Dear all,
could you help me please merge rows by coordinates in column $2. There are series of coordinates growing by one. I wan to output f.e. : 1st row merge to 4th row 9079811-9079814 and after that there is no series so merge it to another row etc.. for 3rd column in input I would like to count average.
I wrote some script, but this script merge all rows from first coordinate to last coordinate. no condition to series.

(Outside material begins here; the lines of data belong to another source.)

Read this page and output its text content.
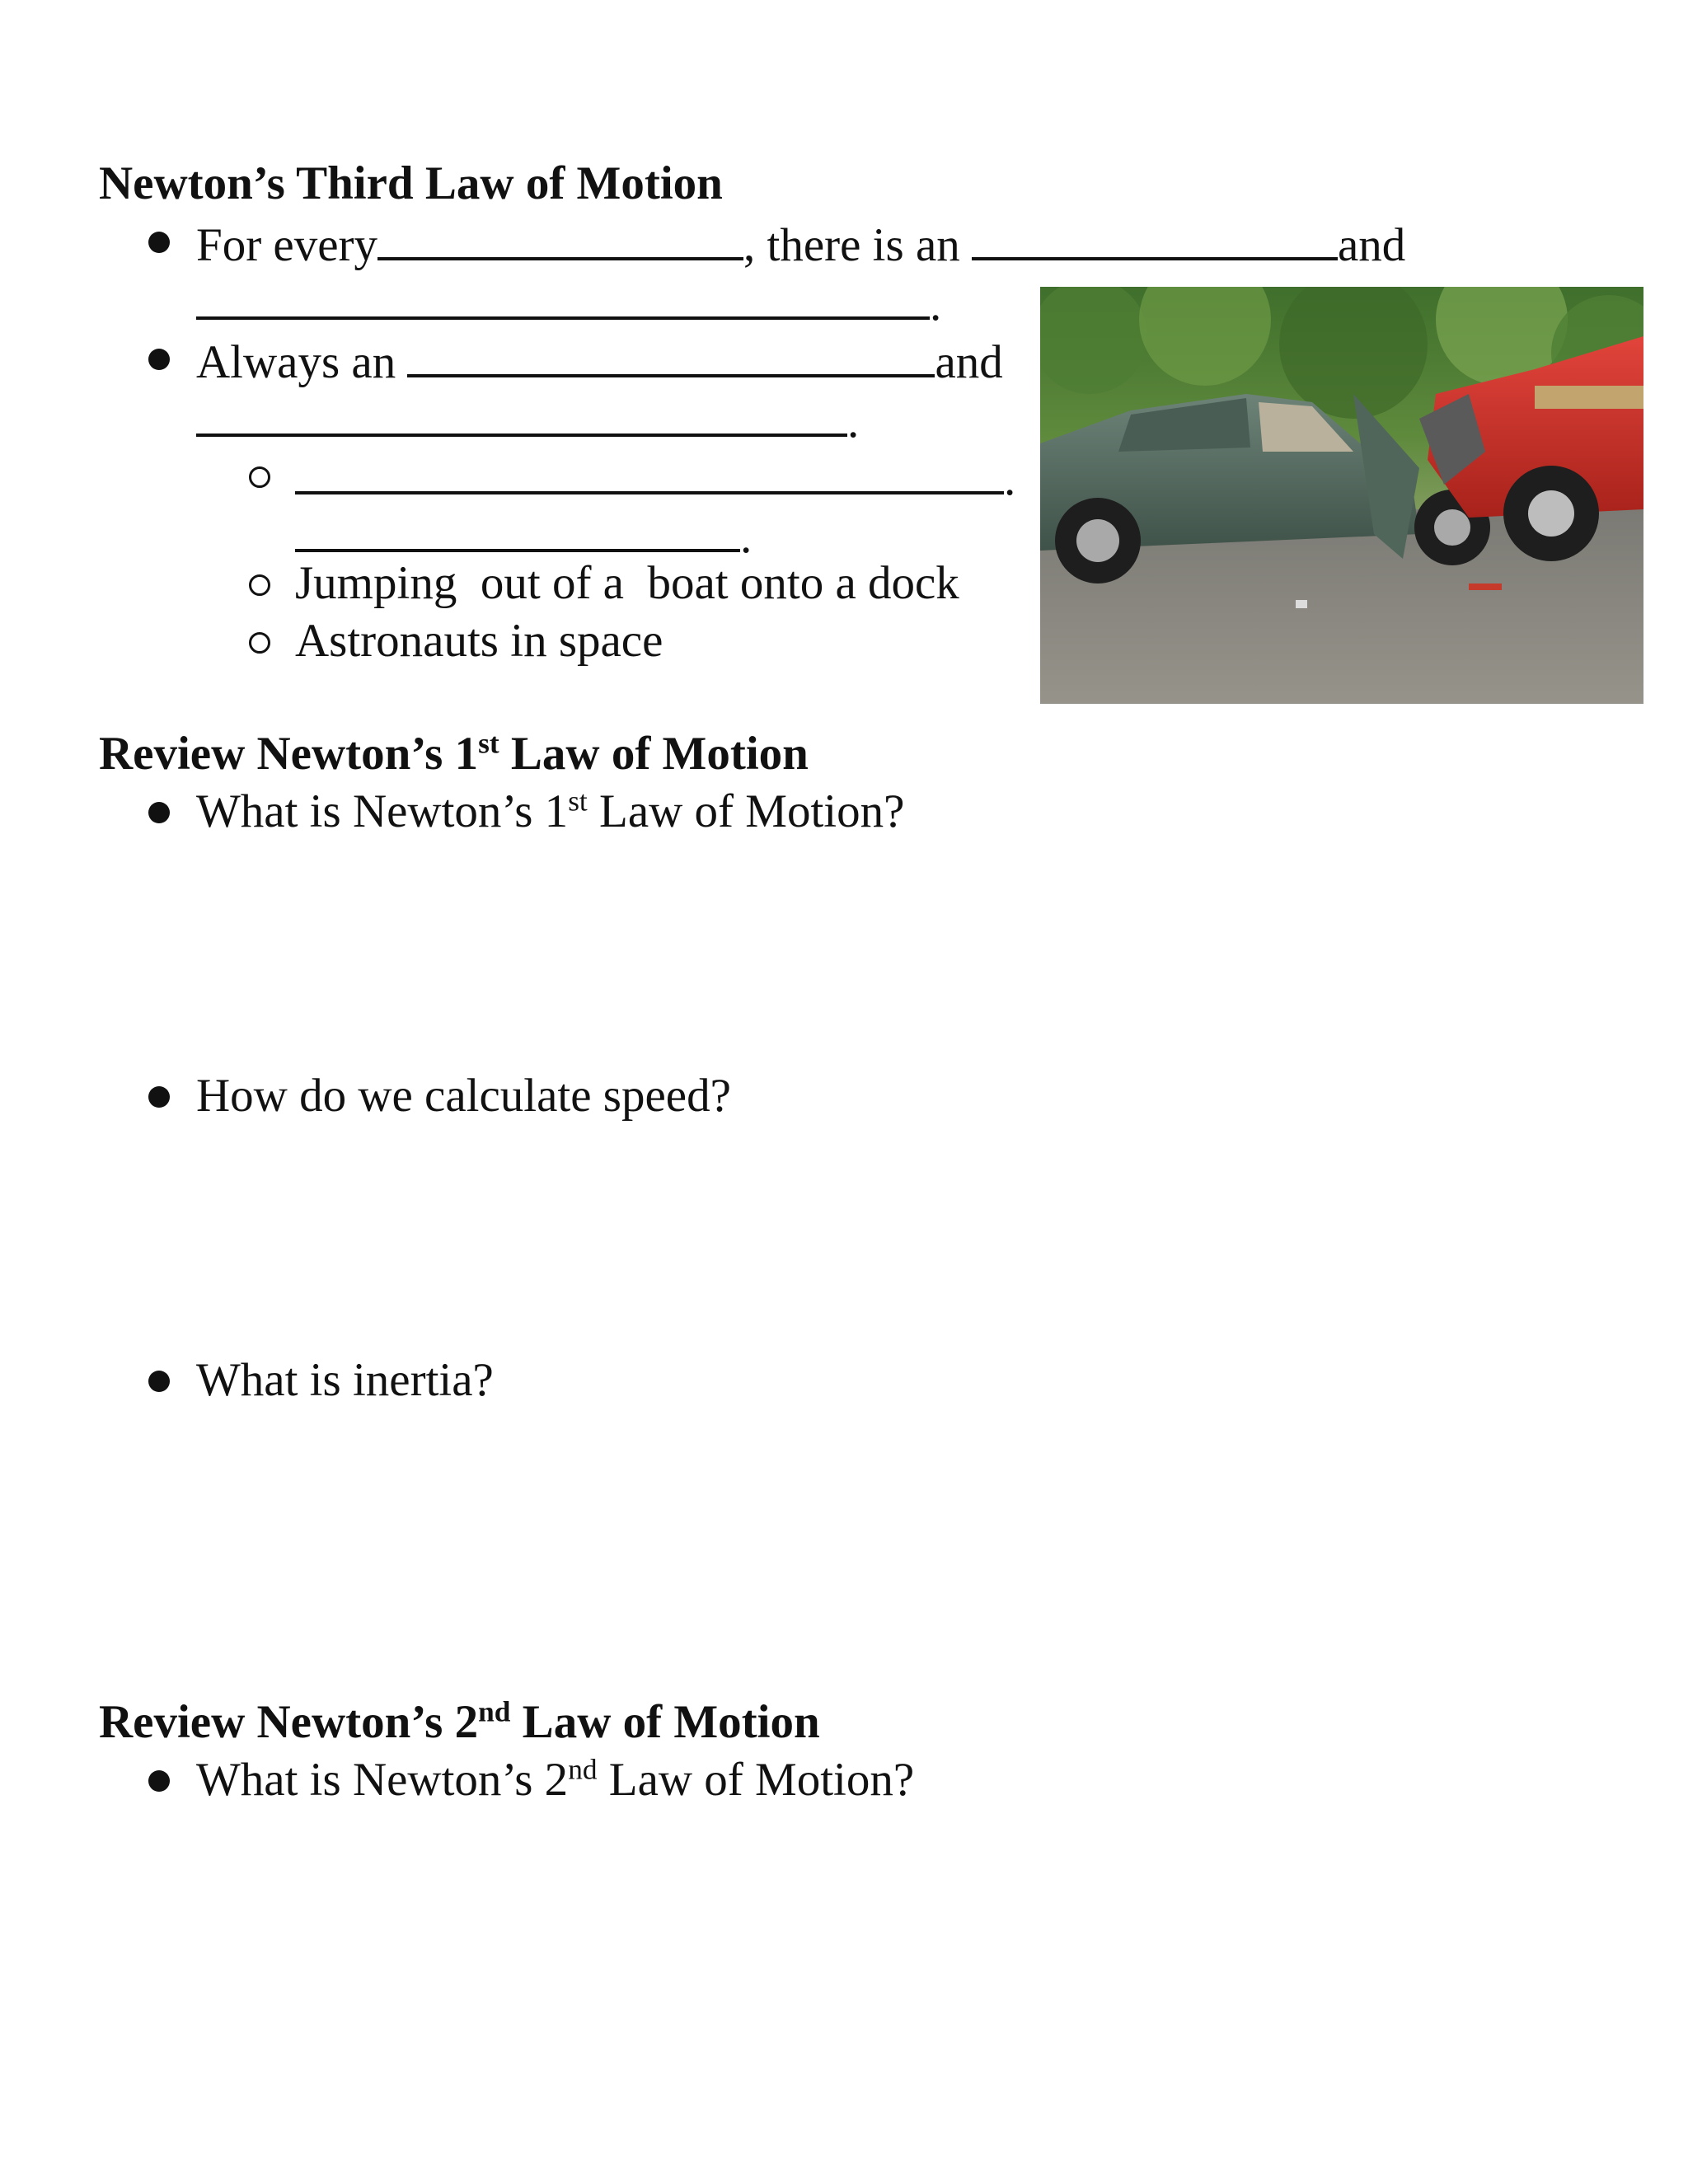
Newton’s Third Law of Motion
For every	, there is an	and
.
Always an	and
.
.
.
Jumping  out of a  boat onto a dock
Astronauts in space
Review Newton’s 1st Law of Motion
What is Newton’s 1st Law of Motion?
How do we calculate speed?
What is inertia?
Review Newton’s 2nd Law of Motion
What is Newton’s 2nd Law of Motion?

awk -F'\t' -v OFS="\t" '{print $2,$4,$3,$1}' input | awk '!x[$2]{x[$2]=$1}y[$2]<$1{y[$2]=$1;}x[$2]>$1{x[$2]=$1} {sum+=$3} END{for(i in y)print $1,x[i],y[i],sum/NR,i}' | sort -V -k1,1 > output
INPUT:
chr12 9079811 29 A2M
chr12 9079812 29 A2M
chr12 9079813 29 A2M
chr12 9079814 28 A2M
chr12 9091202 5 A2M
chr12 9091203 5 A2M
chr12 9091204 5 A2M
chr12 9091390 15 A2M
chr12 9091391 15 A2M
chr12 9091392 13 A2M
OUTPUT:
chr12 9079811 9079814 28.75 A2M
chr12 9091202 9091204 5 A2M
chr12 9091390 9091392 14.3 A2M
Why do you _need_ to use
awk
? Python is better suited, as your programming will be more readable.I think it won't be a problem to do it in python, but..I am beginner in this language :-(
All the more reason to use it - how else would you learn?